Vinodanand wrote:...But teh last 6 digits of ID are always 0 out of (22)
If you strip this dummy data out of your key you would save 18Mb of key space alone.
So what I need to do is to ignore this 6 bytes write out the Id and change the modulus and alogrithm to sequential and see for the same data set.I would do that to see if it helps out my performance in any way.I als feel becaus eof the overflow when I look up data it is very slow. Thanks Arnd,let me try this first.
Not exactly what I was thinking, but not really wrong, either.
First of all, if you have any 'unused' characters in the key or columns then remove them in order to reduce the file size. Delete any columns you aren't using in your lookup from the hashed file.
The GENERAL and SEQ.NUM hashing algorithms changes aren't going to make as much of a difference as even removing a couple of bytes per row.
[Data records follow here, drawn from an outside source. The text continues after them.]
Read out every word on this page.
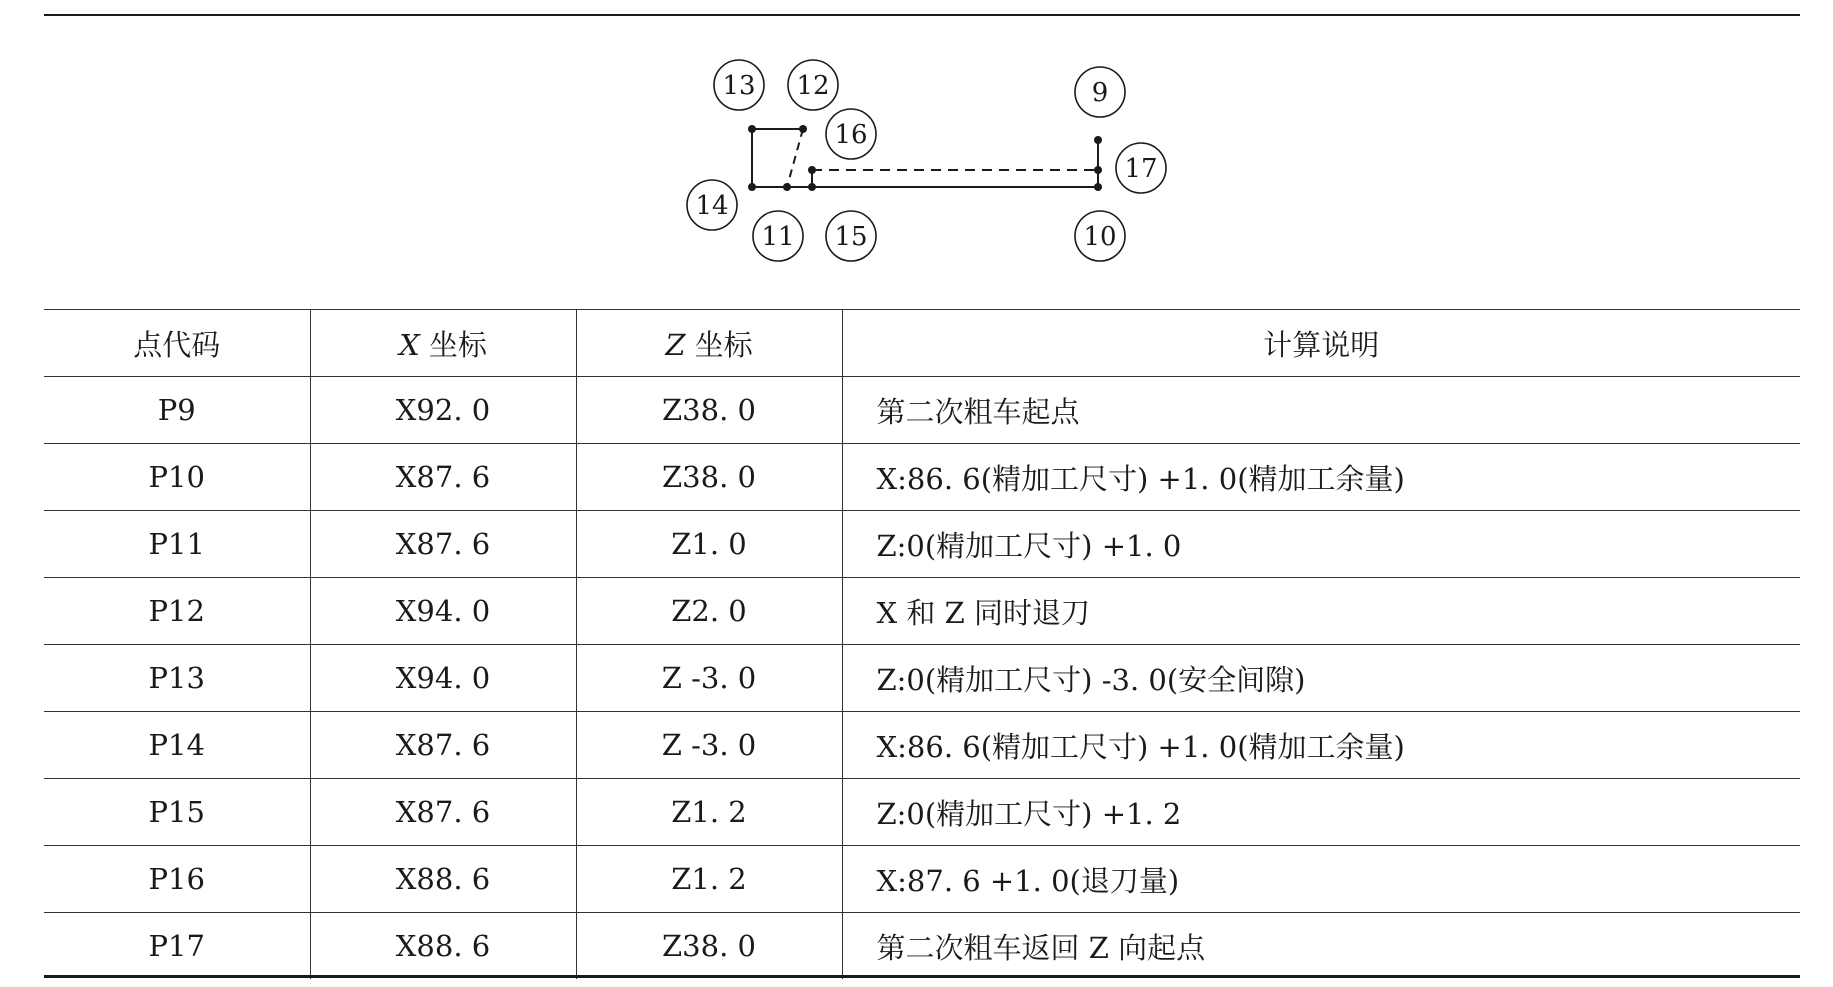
13 12
16
9
17
14
11 15	10
点代码	X 坐标	Z 坐标	计算说明
P9	X92. 0	Z38. 0	第二次粗车起点
P10	X87. 6	Z38. 0	X:86. 6(精加工尺寸) +1. 0(精加工余量)
P11	X87. 6	Z1. 0	Z:0(精加工尺寸) +1. 0
P12	X94. 0	Z2. 0	X 和 Z 同时退刀
P13	X94. 0	Z -3. 0	Z:0(精加工尺寸) -3. 0(安全间隙)
P14	X87. 6	Z -3. 0	X:86. 6(精加工尺寸) +1. 0(精加工余量)
P15	X87. 6	Z1. 2	Z:0(精加工尺寸) +1. 2
P16	X88. 6	Z1. 2	X:87. 6 +1. 0(退刀量)
P17	X88. 6	Z38. 0	第二次粗车返回 Z 向起点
The MINIMUM.MODULUS setting might help your write times but won't affect your read times.
Your write speed is about 200Kb per second - I don't know your system layout so cannot comment if that is a good speed or not.
Reading should be faster than writing.
How are you reading this file, i.e. a Hashed file stage doing a read? If so, do a test job with just the read stage and an output sequential file stage that is directed to /dev/null and see what the speed is. If it is high (which I suspect it will be) then your bottleneck is not the actual reading but some other stage in the job.
If this read speed remains only 1/2 of the write speed then I'd check out the hardware layer (i.e. is it on a SAN with some funky layout?).